-
Notifications
You must be signed in to change notification settings - Fork 4.6k
Description
Hi DeepSpeed team,
I’d like to suggest adding support for EXAONE 4.0 (LGAI‑EXAONE/EXAONE‑4.0‑32B and 1.2B) in DeepSpeed.
Currently, this model is officially supported by vLLM (via PR #21060), but DeepSpeed doesn’t yet recognize or integrate it.
This means we can’t fully take advantage of ZeRO, offload, and tensor parallel features with EXAONE 4.0.
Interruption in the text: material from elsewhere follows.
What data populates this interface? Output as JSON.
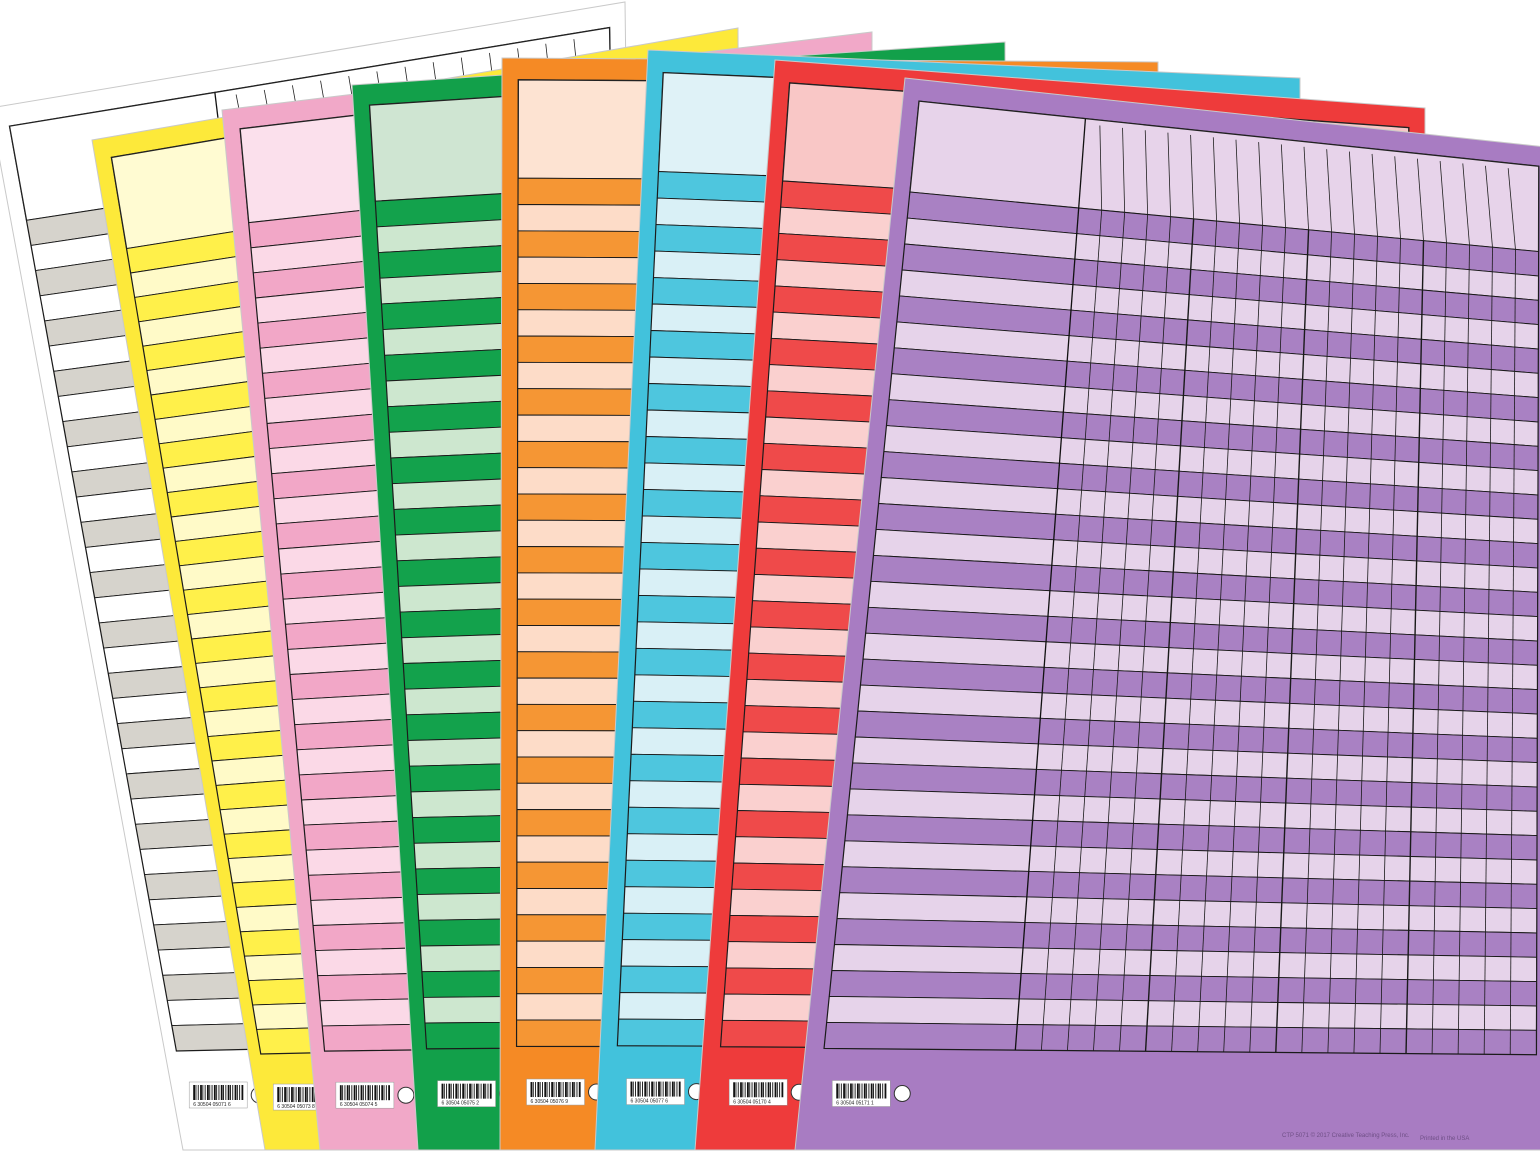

EXAONE 4.0 is a hybrid LLM (combining reasoning and non‑reasoning modes) and provides strong performance on reasoning tasks and multilingual content (Korean, English, Spanish). Benchmarks like MMLU‑Redux and MATH show impressive numbers (MMLU‑Redux 92.3, MATH/AIME ~85%).
What we’d like to see:
- Register
Exaone4ForCausalLMin DeepSpeed’s supported model registry. - Add support for initialization, parameter loading, and optimizer state management for the EXAONE 4.0 architecture.
- Ensure compatibility with ZeRO-offload (CPU/NVMe) and tensor parallel inference.
I’d be happy to share test logs or work on a draft PR if needed.
Adding EXAONE 4.0 support would be a great benefit for the growing Korean and multilingual AI community.
Thanks for your time and consideration!